Investor Kevin O’Leary is pushing back against President Donald Trump’s plans for a 50-year mortgage, warning that it would deepen the country's housing affordability crisis rather than solve it.
Calls It A ‘Bad Policy’
According to O'Leary, the underlying issue isn't creative loan structures but the end of an era in which Americans grew accustomed to unusually cheap borrowing.
For “almost 22 years,” he noted, mortgage rates were extraordinarily low at 3.8% to 4.5%, when they historically stood at between 5.5% to 7.5%, going as high as 17.5% during certain periods, while appearing on Fox Business’ “The Bottom Line” on Wednesday.
O’Leary said that with inflation still at 3%, it will be hard for the Federal Reserve to lower rates further, making long-term affordability a structural challenge. He warned that Trump’s 50-year mortgage plan only extends this problem rather than fixing it.
He said that such a mortgage plan ignores basic financial realities for most Americans. For many Americans purchasing their first home around age 40, the math simply doesn't work. “You will be dead before the mortgage [is] paid off, you will never own the house.”
O’Leary warned that the long-term financial consequences are even steeper than most buyers assume, as they would end up paying a significant amount in interest, just to save “$200 a month.” In his view, the plan amounts to “bad policy.”
You ‘Save Almost Nothing’
Economist Justin Wolfers echoed similar concerns, noting that the interest rate on a 50-year mortgage would be at least “half [a] percent or even one percent higher than it would be under 30,” which he said would result in very small savings.
“So you save almost nothing on the monthly mortgage and you have to pay for another 20 years,” Wolfers said, highlighting the impracticality of the plan.
Trump’s plan has since received pushback from within his own party, with Rep.
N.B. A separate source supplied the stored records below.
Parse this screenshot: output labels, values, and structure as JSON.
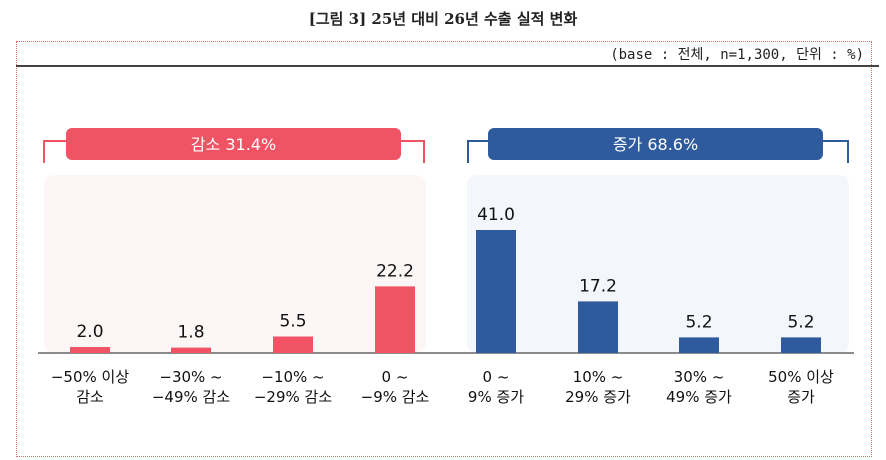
{
  "title": "[그림 3] 25년 대비 26년 수출 실적 변화",
  "base_note": "(base : 전체, n=1,300, 단위 : %)",
  "groups": {
    "decrease": {
      "label": "감소 31.4%",
      "color": "#f05464"
    },
    "increase": {
      "label": "증가 68.6%",
      "color": "#2f5b9e"
    }
  },
  "chart_data": {
    "type": "bar",
    "categories": [
      [
        "−50% 이상",
        "감소"
      ],
      [
        "−30% ~",
        "−49% 감소"
      ],
      [
        "−10% ~",
        "−29% 감소"
      ],
      [
        "0 ~",
        "−9% 감소"
      ],
      [
        "0 ~",
        "9% 증가"
      ],
      [
        "10% ~",
        "29% 증가"
      ],
      [
        "30% ~",
        "49% 증가"
      ],
      [
        "50% 이상",
        "증가"
      ]
    ],
    "values": [
      2.0,
      1.8,
      5.5,
      22.2,
      41.0,
      17.2,
      5.2,
      5.2
    ],
    "bar_group": [
      "decrease",
      "decrease",
      "decrease",
      "decrease",
      "increase",
      "increase",
      "increase",
      "increase"
    ],
    "ylim": [
      0,
      41.0
    ],
    "grid": false,
    "legend": "none"
  }
}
Marjorie Taylor Greene (R-Ga.) opposing it, saying, “I don’t like 50-year mortgages as the solution to the housing affordability crisis … In debt forever, in debt for life,” in a post on X.
Greene suggested other options to deal with the crisis, such as stopping large corporations from buying single-family homes and eliminating capital gains taxes on the sale of primary homes.
“This will help people keep the equity they have earned owning their home for a very long time and likely allow them to lower the price of their home for sale since they won’t be paying taxes after they sell their home,” she said.